To say that the phone companies have a less protected position than they did a generation ago is an understatement. Much of what legislators and regulators wanted has come to pass. Of course, they didn't anticipate how quickly technology would evolve and how competition would manifest itself. But they were smart enough to know that dramatic things would happen.
The job is not complete, however. Depending on one's point of view, what remains to be done is either fine-tuning or establishing the next set of fundamental building blocks. Almost all the issues on the table can be seen through one of these lenses.
For instance, the industry must settle the ongoing battle between carriers -- mostly Comcast and the other cable operators -- and regulators over how deeply they can peer into packets and under what conditions they can throttle down an application's access to resources.

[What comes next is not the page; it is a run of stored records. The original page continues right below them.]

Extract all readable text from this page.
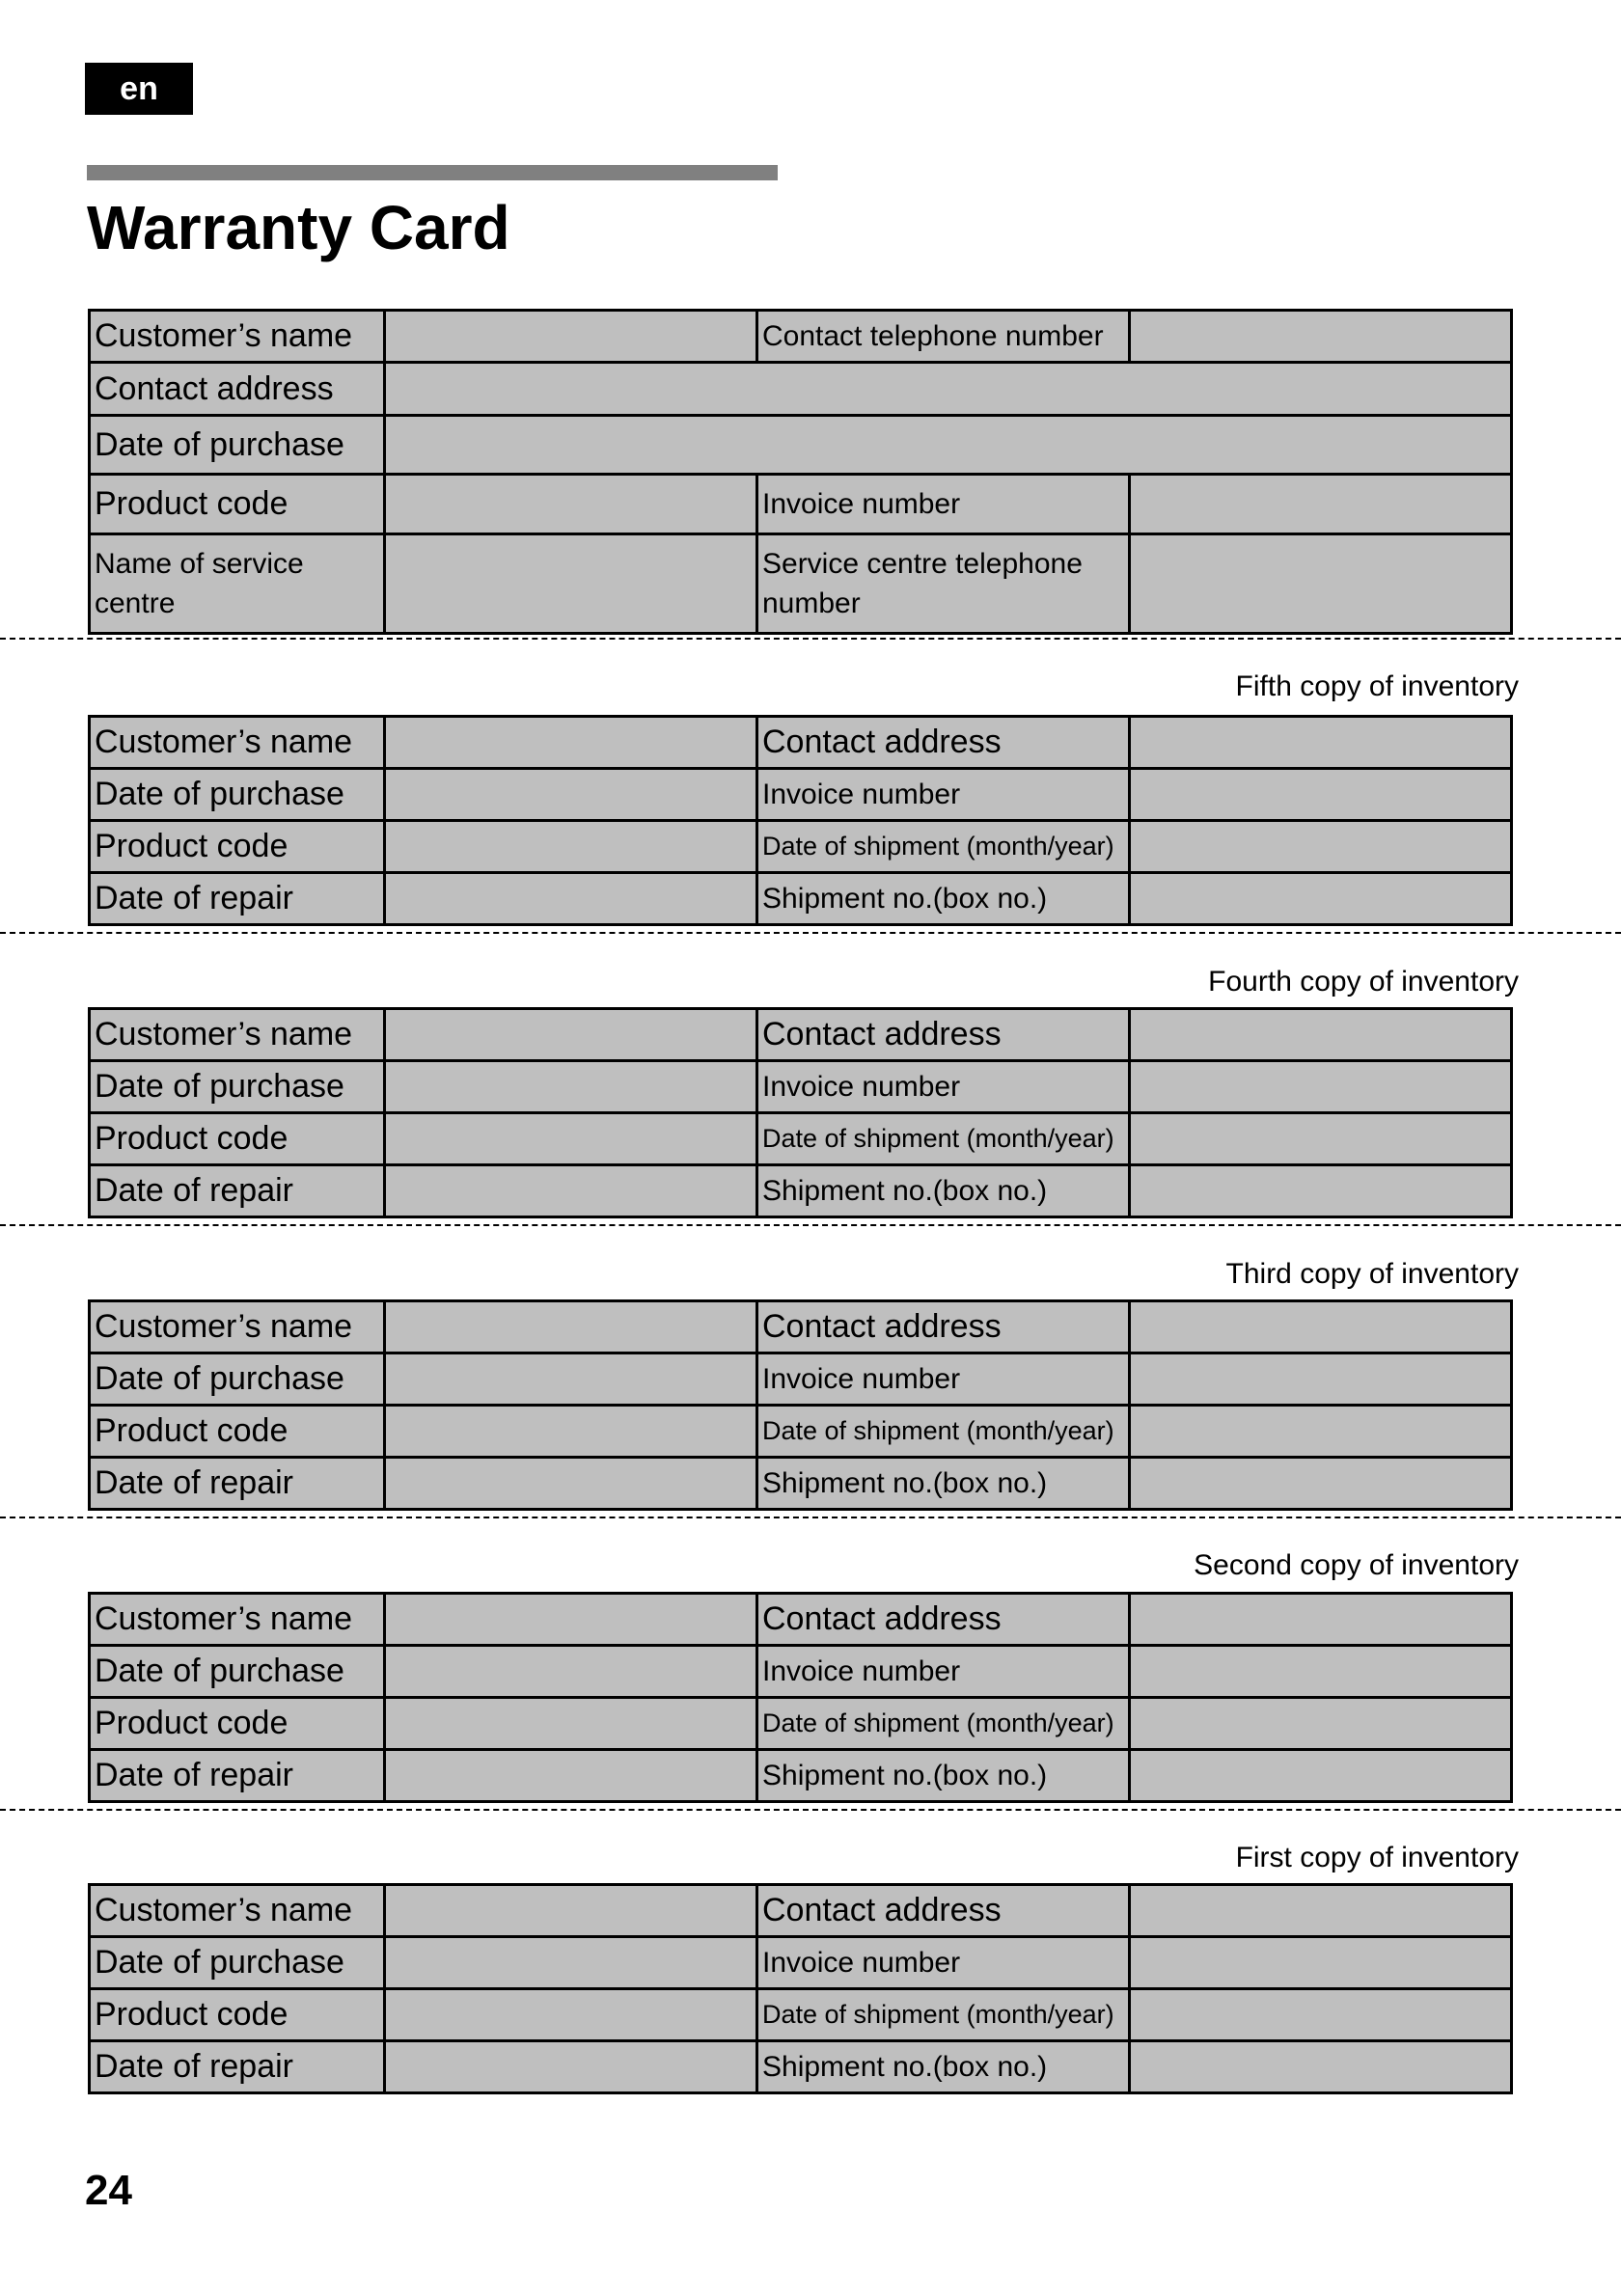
en
Warranty Card
Customer’s name		Contact telephone number	
Contact address			
Date of purchase			
Product code		Invoice number	
Name of service centre		Service centre telephone number	
Fifth copy of inventory
Customer’s name		Contact address	
Date of purchase		Invoice number	
Product code		Date of shipment (month/year)	
Date of repair		Shipment no.(box no.)	
Fourth copy of inventory
Customer’s name		Contact address	
Date of purchase		Invoice number	
Product code		Date of shipment (month/year)	
Date of repair		Shipment no.(box no.)	
Third copy of inventory
Customer’s name		Contact address	
Date of purchase		Invoice number	
Product code		Date of shipment (month/year)	
Date of repair		Shipment no.(box no.)	
Second copy of inventory
Customer’s name		Contact address	
Date of purchase		Invoice number	
Product code		Date of shipment (month/year)	
Date of repair		Shipment no.(box no.)	
First copy of inventory
Customer’s name		Contact address	
Date of purchase		Invoice number	
Product code		Date of shipment (month/year)	
Date of repair		Shipment no.(box no.)	
24
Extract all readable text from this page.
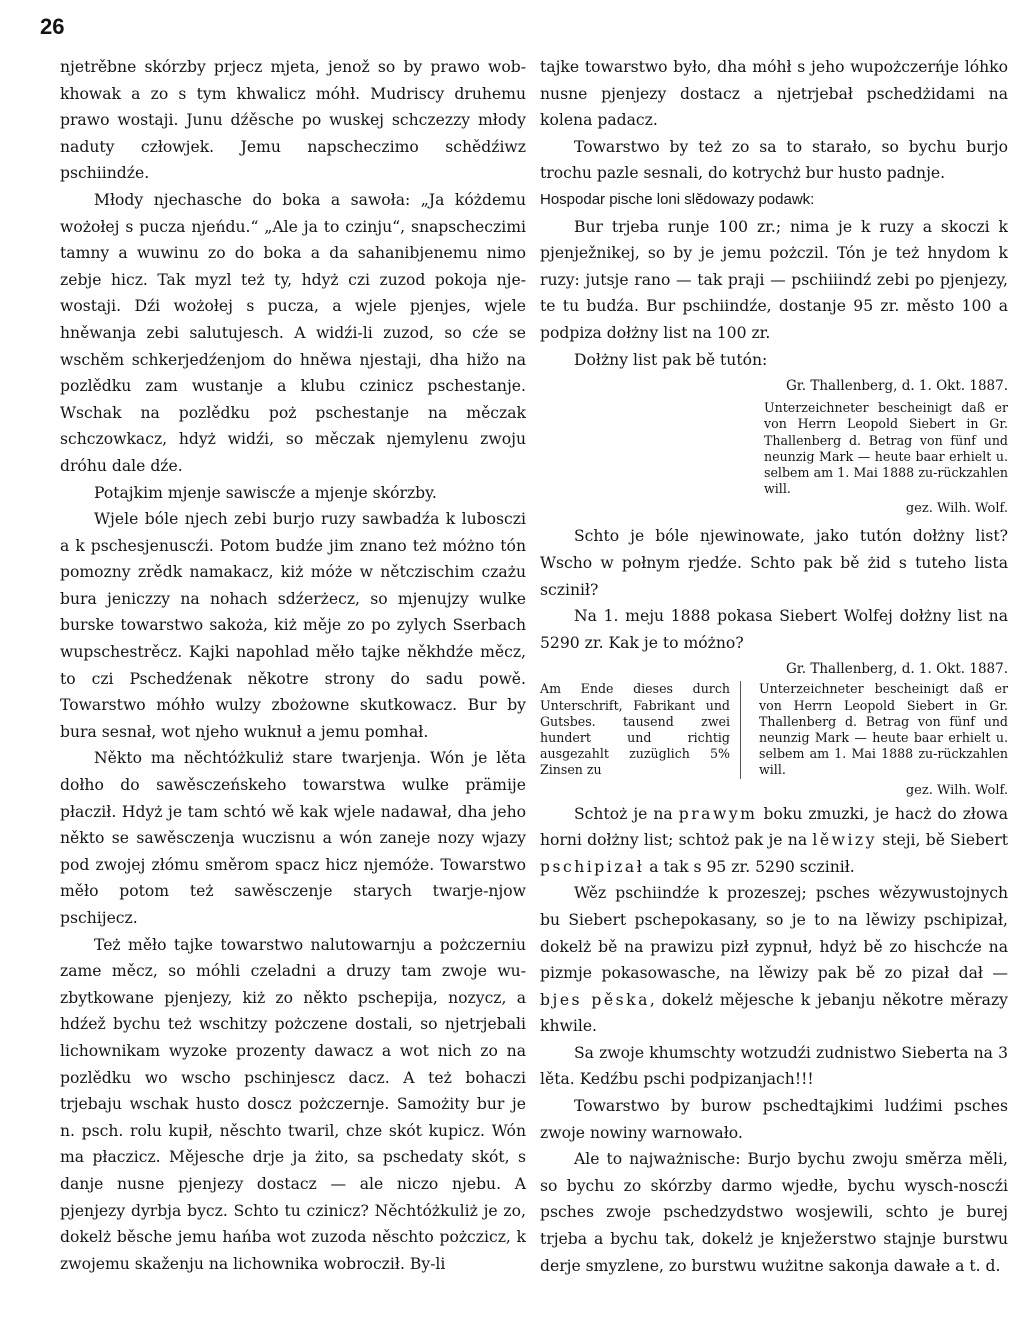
26

njetrěbne skórzby prjecz mjeta, jenož so by prawo wob-khowak a zo s tym khwalicz móhł. Mudriscy druhemu prawo wostaji. Junu dźěsche po wuskej schczezzy młody naduty człowjek. Jemu napscheczimo schědźiwz pschiindźe.

Młody njechasche do boka a sawoła: „Ja kóżdemu wożołej s pucza njeńdu.“ „Ale ja to czinju“, snapscheczimi tamny a wuwinu zo do boka a da sahanibjenemu nimo zebje hicz. Tak myzl też ty, hdyż czi zuzod pokoja nje-wostaji. Dźi wożołej s pucza, a wjele pjenjes, wjele hněwanja zebi salutujesch. A widźi-li zuzod, so cźe se wschěm schkerjedźenjom do hněwa njestaji, dha hižo na pozlědku zam wustanje a klubu czinicz pschestanje. Wschak na pozlědku poż pschestanje na měczak schczowkacz, hdyż widźi, so měczak njemylenu zwoju dróhu dale dźe.

Potajkim mjenje sawiscźe a mjenje skórzby.

Wjele bóle njech zebi burjo ruzy sawbadźa k lubosczi a k pschesjenuscźi. Potom budźe jim znano też móżno tón pomozny zrědk namakacz, kiż móże w nětczischim czażu bura jeniczzy na nohach sdźerżecz, so mjenujzy wulke burske towarstwo sakoża, kiż měje zo po zylych Sserbach wupschestrěcz. Kajki napohlad měło tajke někhdźe měcz, to czi Pschedźenak někotre strony do sadu powě. Towarstwo móhło wulzy zbożowne skutkowacz. Bur by bura sesnał, wot njeho wuknuł a jemu pomhał.

Někto ma něchtóżkuliż stare twarjenja. Wón je lěta dołho do sawěsczeńskeho towarstwa wulke prämije płacził. Hdyż je tam schtó wě kak wjele nadawał, dha jeho někto se sawěsczenja wuczisnu a wón zaneje nozy wjazy pod zwojej złómu směrom spacz hicz njemóże. Towarstwo měło potom też sawěsczenje starych twarje-njow pschijecz.

Też měło tajke towarstwo nalutowarnju a pożczerniu zame měcz, so móhli czeladni a druzy tam zwoje wu-zbytkowane pjenjezy, kiż zo někto pschepija, nozycz, a hdźež bychu też wschitzy pożczene dostali, so njetrjebali lichownikam wyzoke prozenty dawacz a wot nich zo na pozlědku wo wscho pschinjescz dacz. A też bohaczi trjebaju wschak husto doscz pożczernje. Samożity bur je n. psch. rolu kupił, něschto twaril, chze skót kupicz. Wón ma płaczicz. Mějesche drje ja żito, sa pschedaty skót, s danje nusne pjenjezy dostacz — ale niczo njebu. A pjenjezy dyrbja bycz. Schto tu czinicz? Něchtóżkuliż je zo, dokelż běsche jemu hańba wot zuzoda něschto pożczicz, k zwojemu skaženju na lichownika wobrocził. By-li

tajke towarstwo było, dha móhł s jeho wupożczerńje lóhko nusne pjenjezy dostacz a njetrjebał pschedżidami na kolena padacz.

Towarstwo by też zo sa to starało, so bychu burjo trochu pazle sesnali, do kotrychż bur husto padnje.

Hospodar pische loni slědowazy podawk:

Bur trjeba runje 100 zr.; nima je k ruzy a skoczi k pjenježnikej, so by je jemu pożczil. Tón je też hnydom k ruzy: jutsje rano — tak praji — pschiiindź zebi po pjenjezy, te tu budźa. Bur pschiindźe, dostanje 95 zr. město 100 a podpiza dołżny list na 100 zr.

Dołżny list pak bě tutón:

Gr. Thallenberg, d. 1. Okt. 1887.

Unterzeichneter bescheinigt daß er von Herrn Leopold Siebert in Gr. Thallenberg d. Betrag von fünf und neunzig Mark — heute baar erhielt u. selbem am 1. Mai 1888 zu-rückzahlen will.

gez. Wilh. Wolf.

Schto je bóle njewinowate, jako tutón dołżny list? Wscho w połnym rjedźe. Schto pak bě żid s tuteho lista sczinił?

Na 1. meju 1888 pokasa Siebert Wolfej dołżny list na 5290 zr. Kak je to móżno?

Gr. Thallenberg, d. 1. Okt. 1887.

Am Ende dieses durch Unterschrift, Fabrikant und Gutsbes. tausend zwei hundert und richtig ausgezahlt zuzüglich 5% Zinsen zu
Unterzeichneter bescheinigt daß er von Herrn Leopold Siebert in Gr. Thallenberg d. Betrag von fünf und neunzig Mark — heute baar erhielt u. selbem am 1. Mai 1888 zu-rückzahlen will.
gez. Wilh. Wolf.

Schtoż je na prawym boku zmuzki, je hacż do złowa horni dołżny list; schtoż pak je na lěwizy steji, bě Siebert pschipizał a tak s 95 zr. 5290 sczinił.

Wěz pschiindźe k prozeszej; psches wězywustojnych bu Siebert pschepokasany, so je to na lěwizy pschipizał, dokelż bě na prawizu pizł zypnuł, hdyż bě zo hischcźe na pizmje pokasowasche, na lěwizy pak bě zo pizał dał — bjes pěska, dokelż mějesche k jebanju někotre měrazy khwile.

Sa zwoje khumschty wotzudźi zudnistwo Sieberta na 3 lěta. Kedźbu pschi podpizanjach!!!

Towarstwo by burow pschedtajkimi ludźimi psches zwoje nowiny warnowało.

Ale to najważnische: Burjo bychu zwoju směrza měli, so bychu zo skórzby darmo wjedłe, bychu wysch-noscźi psches zwoje pschedzydstwo wosjewili, schto je burej trjeba a bychu tak, dokelż je knježerstwo stajnje burstwu derje smyzlene, zo burstwu wużitne sakonja dawałe a t. d.
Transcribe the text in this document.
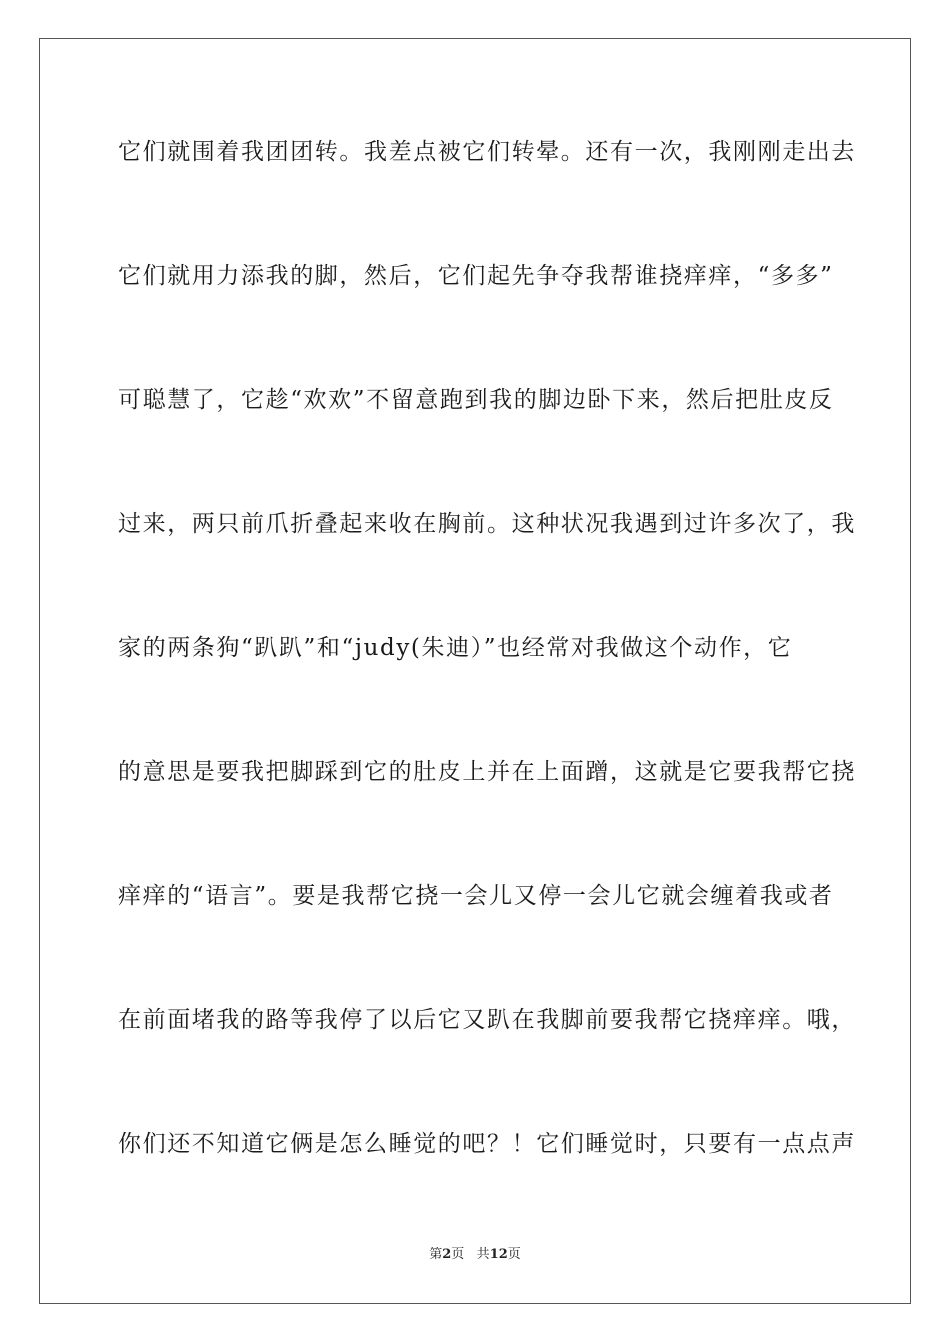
它们就围着我团团转。我差点被它们转晕。还有一次，我刚刚走出去
它们就用力添我的脚，然后，它们起先争夺我帮谁挠痒痒，“多多”
可聪慧了，它趁“欢欢”不留意跑到我的脚边卧下来，然后把肚皮反
过来，两只前爪折叠起来收在胸前。这种状况我遇到过许多次了，我
家的两条狗“趴趴”和“judy(朱迪）”也经常对我做这个动作，它
的意思是要我把脚踩到它的肚皮上并在上面蹭，这就是它要我帮它挠
痒痒的“语言”。要是我帮它挠一会儿又停一会儿它就会缠着我或者
在前面堵我的路等我停了以后它又趴在我脚前要我帮它挠痒痒。哦，
你们还不知道它俩是怎么睡觉的吧？！它们睡觉时，只要有一点点声
第2页 共12页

Comcast says this is legitimate network management. Others say it is an unfair attempt to put the screws to competitors. The way this issue is settled will affect the market share between the facilities-based cable and phone companies and those who lease capacity on that infrastructure. In this sense, it's no different than the original mandate for carriers to open their networks.
Other issues are equally important in building the new landscape. For instance, in how many states will video providers have to meander from town to town, and in how many will they be able to apply for statewide franchises? The way that issue is settled certainly will influence how much and, in particular, where investments are made in fiber networks such as FiOS and U-Verse.
On the cellular front, how will open access play out? Are announcements saying that any device will be able to hook to any network real or PR? Will such rights be codified into law or implemented by each carrier? In such an environment, what will it take for the Open Handset Alliance's Android, Apple's iPhone, the LiMo Foundation and other approaches to draw the best and brightest developers?
History doesn't matter to savvy telco executives. Most weren't even decision-makers during the monopoly era. Those salad days are over, but the companies still have a lot on their plates. The issues above and others will be played out on the legislative, regulatory and market fronts and are vital. How each hashes out will influence something even bigger: The ongoing evolution of American telecommunications.